Au Japon, il existe un phénomène appelé tatemae, ce qui pourrait être traduit par « la façade », tandis que le honne signifierait plutôt « pensées véritables ». Le quotidien japonais est un jonglage constant entre ce que nous pensons vraiment et ce que l’on montre en public, où le « non » n’a pas sa place.
Il faut alors trouver un moyen d’exprimer son désaccord de manière indirecte, souvent par des explications nuancées ou des raisons (parfois inventées) pour ne pas briser cette façade sociale.
On a tous déjà trouvé des excuses similaires, car nous sommes avant tout des créatures sociales. On ne peut pas dire « Non » en bonne conscience, à moins que ce soit pour quelque chose de trivial. Et même dans ce cas, on entendra des formules adoucies, comme « Non merci », par exemple.
C’est bien la preuve que ce mot a un certain poids.
Évidemment, je ne parle pas uniquement du mot « Non », mais plutôt de tout ce que l’on peut utiliser afin de protéger notre engagement. Déléguer, temporiser, proposer une alternative : il y a de nombreux moyens de maintenir une bonne relation sans approuver chaque décision. Car affirmer quelque chose signifie s’engager et être garant du résultat. Un « Oui » mal réfléchi peut entraîner des conséquences inattendues, et il est difficile ensuite de revenir sur sa parole sans effriter la confiance que l’on nous a accordée.
Spiderman
« With great power comes great responsibility », Oncle Ben avait raison !
Plus notre avis et notre expertise sont importants, plus notre « oui » doit être réfléchi. Dire oui ouvre des portes, créer des opportunités, mais dire oui est précieux. On ne peut pas tout savoir, et on ne peut pas s’engager partout.
À chaque « oui » que nous prononçons, nous investissons dans une relation de confiance. Lorsque nous acceptons des engagements sans discernement, nous risquons d’affaiblir cette confiance.
Cela peut paraître peu optimiste, car dire « oui » est un pas vers l’avant, le désir d’apprendre, les défis passionnants et les nouvelles idées, mais dire oui est limité.
Le véritable optimisme, c’est savoir que chaque « Non » bien pensé libère de la place pour des « Oui » plus judicieux.
Oui à de meilleures priorités, oui à plus de temps, oui à ce qui compte vraiment.
Que ce soit lors d’un projet ou dans la vie de tous les jours, notre capacité à prendre des décisions, à prioriser et à gérer notre temps est toujours mise à l’épreuve.

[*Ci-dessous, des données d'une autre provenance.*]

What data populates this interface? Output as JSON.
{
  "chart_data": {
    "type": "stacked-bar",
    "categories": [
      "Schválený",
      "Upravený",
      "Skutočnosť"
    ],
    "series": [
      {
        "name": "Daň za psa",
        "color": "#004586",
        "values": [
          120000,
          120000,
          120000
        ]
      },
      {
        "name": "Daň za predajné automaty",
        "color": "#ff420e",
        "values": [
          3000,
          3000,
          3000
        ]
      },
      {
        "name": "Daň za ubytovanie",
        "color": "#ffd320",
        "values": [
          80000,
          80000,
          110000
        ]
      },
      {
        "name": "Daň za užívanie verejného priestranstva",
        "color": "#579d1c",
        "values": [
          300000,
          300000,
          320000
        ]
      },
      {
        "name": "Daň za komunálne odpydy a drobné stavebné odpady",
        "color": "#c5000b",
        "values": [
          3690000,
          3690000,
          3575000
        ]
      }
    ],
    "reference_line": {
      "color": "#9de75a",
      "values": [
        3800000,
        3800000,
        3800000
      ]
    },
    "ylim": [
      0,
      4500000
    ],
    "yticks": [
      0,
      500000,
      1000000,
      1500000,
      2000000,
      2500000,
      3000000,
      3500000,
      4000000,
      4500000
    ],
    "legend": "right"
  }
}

On entend des termes comme le scope creep (élargissement incontrôlé du périmètre d’un projet), le crunch (période de travail intense afin de tenir un délai), ou le FOMO (Fear of Missing Out, peur de louper une opportunité), qui gravitent tous autour de notre incapacité à dire « non » quand il le faut, à garder l’essentiel et à décliner le superflu.

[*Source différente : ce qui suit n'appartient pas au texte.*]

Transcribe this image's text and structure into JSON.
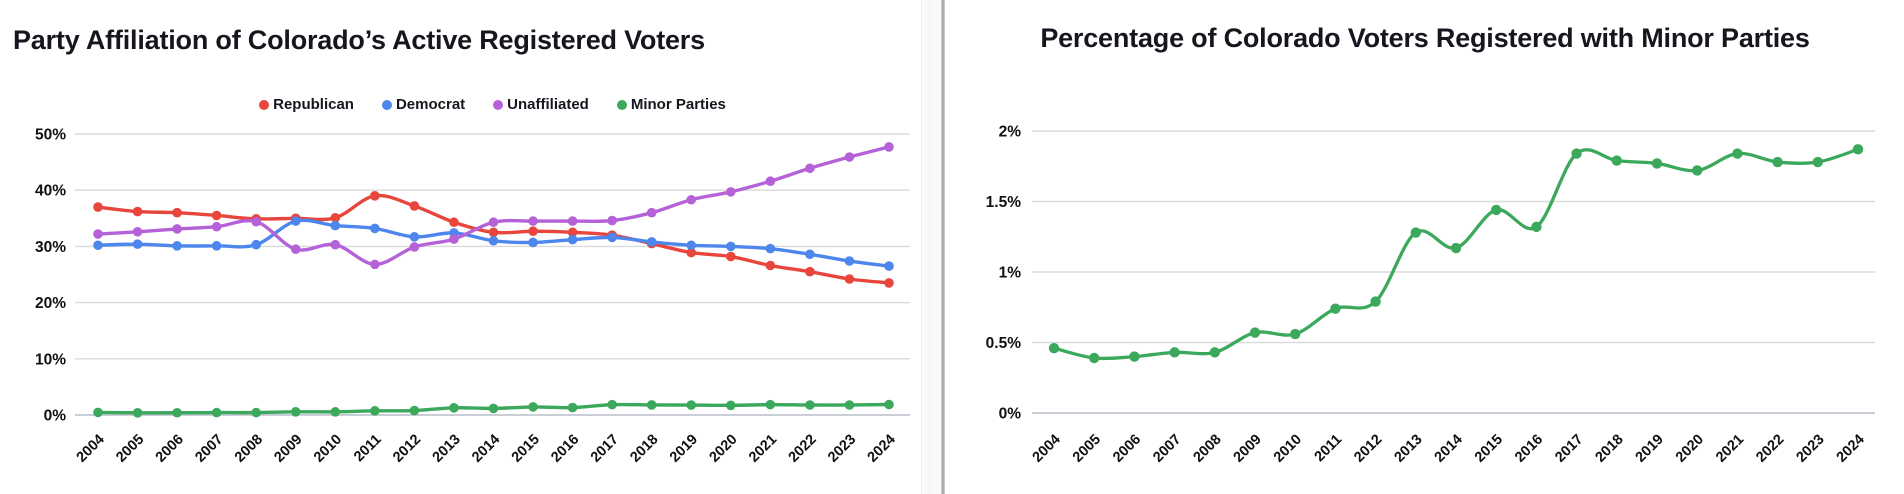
{
  "page": {
    "background": "#ffffff"
  },
  "style": {
    "title_color": "#16161f",
    "axis_label_color": "#111111",
    "gridline_color": "#dadada",
    "baseline_color": "#b9bdc9"
  },
  "chart_data": [
    {
      "type": "line",
      "title": "Party Affiliation of Colorado’s Active Registered Voters",
      "xlabel": "",
      "ylabel": "",
      "x": [
        "2004",
        "2005",
        "2006",
        "2007",
        "2008",
        "2009",
        "2010",
        "2011",
        "2012",
        "2013",
        "2014",
        "2015",
        "2016",
        "2017",
        "2018",
        "2019",
        "2020",
        "2021",
        "2022",
        "2023",
        "2024"
      ],
      "ylim": [
        0,
        50
      ],
      "ytick_values": [
        0,
        10,
        20,
        30,
        40,
        50
      ],
      "ytick_labels": [
        "0%",
        "10%",
        "20%",
        "30%",
        "40%",
        "50%"
      ],
      "grid": true,
      "legend_position": "top",
      "line_style": "smooth",
      "series": [
        {
          "name": "Republican",
          "color": "#E8453C",
          "values": [
            37.0,
            36.2,
            36.0,
            35.5,
            34.9,
            35.0,
            35.1,
            39.0,
            37.2,
            34.3,
            32.5,
            32.7,
            32.5,
            32.0,
            30.5,
            28.9,
            28.2,
            26.6,
            25.5,
            24.2,
            23.5
          ]
        },
        {
          "name": "Democrat",
          "color": "#4D86EC",
          "values": [
            30.2,
            30.4,
            30.1,
            30.1,
            30.3,
            34.5,
            33.7,
            33.2,
            31.7,
            32.4,
            31.0,
            30.7,
            31.2,
            31.6,
            30.8,
            30.2,
            30.0,
            29.6,
            28.6,
            27.4,
            26.5
          ]
        },
        {
          "name": "Unaffiliated",
          "color": "#B562D8",
          "values": [
            32.2,
            32.6,
            33.1,
            33.5,
            34.4,
            29.5,
            30.3,
            26.8,
            29.9,
            31.3,
            34.3,
            34.5,
            34.5,
            34.6,
            36.0,
            38.3,
            39.7,
            41.6,
            43.9,
            45.9,
            47.7
          ]
        },
        {
          "name": "Minor Parties",
          "color": "#3BA85C",
          "values": [
            0.46,
            0.39,
            0.4,
            0.43,
            0.43,
            0.57,
            0.56,
            0.74,
            0.79,
            1.28,
            1.17,
            1.44,
            1.32,
            1.84,
            1.79,
            1.77,
            1.72,
            1.84,
            1.78,
            1.78,
            1.87
          ]
        }
      ]
    },
    {
      "type": "line",
      "title": "Percentage of Colorado Voters Registered with Minor Parties",
      "xlabel": "",
      "ylabel": "",
      "x": [
        "2004",
        "2005",
        "2006",
        "2007",
        "2008",
        "2009",
        "2010",
        "2011",
        "2012",
        "2013",
        "2014",
        "2015",
        "2016",
        "2017",
        "2018",
        "2019",
        "2020",
        "2021",
        "2022",
        "2023",
        "2024"
      ],
      "ylim": [
        0,
        2
      ],
      "ytick_values": [
        0,
        0.5,
        1,
        1.5,
        2
      ],
      "ytick_labels": [
        "0%",
        "0.5%",
        "1%",
        "1.5%",
        "2%"
      ],
      "grid": true,
      "legend_position": "none",
      "line_style": "smooth",
      "series": [
        {
          "name": "Minor Parties",
          "color": "#3BA85C",
          "values": [
            0.46,
            0.39,
            0.4,
            0.43,
            0.43,
            0.57,
            0.56,
            0.74,
            0.79,
            1.28,
            1.17,
            1.44,
            1.32,
            1.84,
            1.79,
            1.77,
            1.72,
            1.84,
            1.78,
            1.78,
            1.87
          ]
        }
      ]
    }
  ]
}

Dire « non », c’est s’assurer que l’on reste fidèle à ce qui compte vraiment, que ce soit la qualité, la vision ou les priorités. En fin de compte, « Non » permet d’ouvrir des portes que l’on n’aurait jamais vues si on avait tout accepté sans réfléchir.
No Man
Bien sûr, le but n’est pas de devenir un “Yes Man” inversé, le défi réside dans l’équilibre. C’est un problème délicat, si aujourd’hui nous utilisons des outils comme le graphique d’Eisenhower ou le principe de Pareto pour aider notre prise de décision, c’est parce qu’il n’y a pas de réponse miracle.
Chaque décision est un pari sur l’avenir.

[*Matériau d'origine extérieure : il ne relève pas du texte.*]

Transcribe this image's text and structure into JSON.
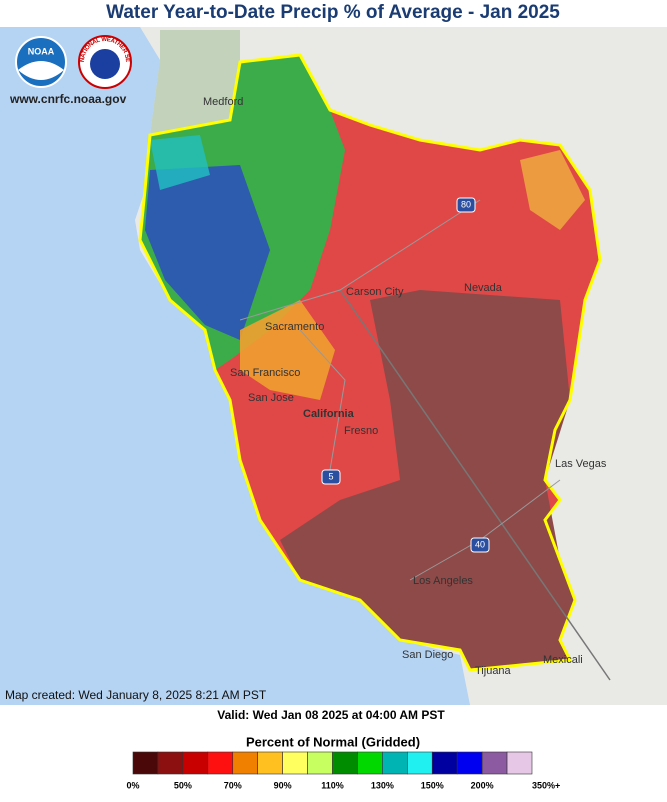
{
  "header": {
    "title": "Water Year-to-Date Precip % of Average - Jan 2025",
    "website": "www.cnrfc.noaa.gov",
    "logos": [
      "NOAA",
      "NATIONAL WEATHER SERVICE"
    ]
  },
  "map": {
    "places": [
      "Medford",
      "Carson City",
      "Nevada",
      "Sacramento",
      "San Francisco",
      "San Jose",
      "California",
      "Fresno",
      "Las Vegas",
      "Los Angeles",
      "San Diego",
      "Tijuana",
      "Mexicali"
    ],
    "highways": [
      "80",
      "5",
      "40"
    ]
  },
  "footer": {
    "created": "Map created: Wed January 8, 2025 8:21 AM PST",
    "valid": "Valid: Wed Jan 08 2025 at 04:00 AM PST"
  },
  "legend": {
    "title": "Percent of Normal (Gridded)",
    "labels": [
      "0%",
      "50%",
      "70%",
      "90%",
      "110%",
      "130%",
      "150%",
      "200%",
      "350%+"
    ],
    "colors": [
      "#4a0808",
      "#8c1010",
      "#c80000",
      "#ff1010",
      "#f08000",
      "#ffc020",
      "#ffff60",
      "#c8ff60",
      "#008c00",
      "#00d800",
      "#00b4b4",
      "#20f0f0",
      "#0000a0",
      "#0000f0",
      "#8c5aa0",
      "#e6c8e6"
    ]
  }
}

La vraie question que chacun devrait se poser est : « Suis-je en train de dire ‘Oui’ parce que j’y crois, ou parce que c’est plus simple que de dire ‘Non’ ? »
Et là, quelque part entre un « Oui » enthousiaste et un « Non » assuré se trouve la voie qui nous permet de rester fidèles à nos valeurs, de prendre des décisions plus éclairées, de bâtir des relations de confiance et d’avancer de manière plus authentique dans ce que nous entreprenons.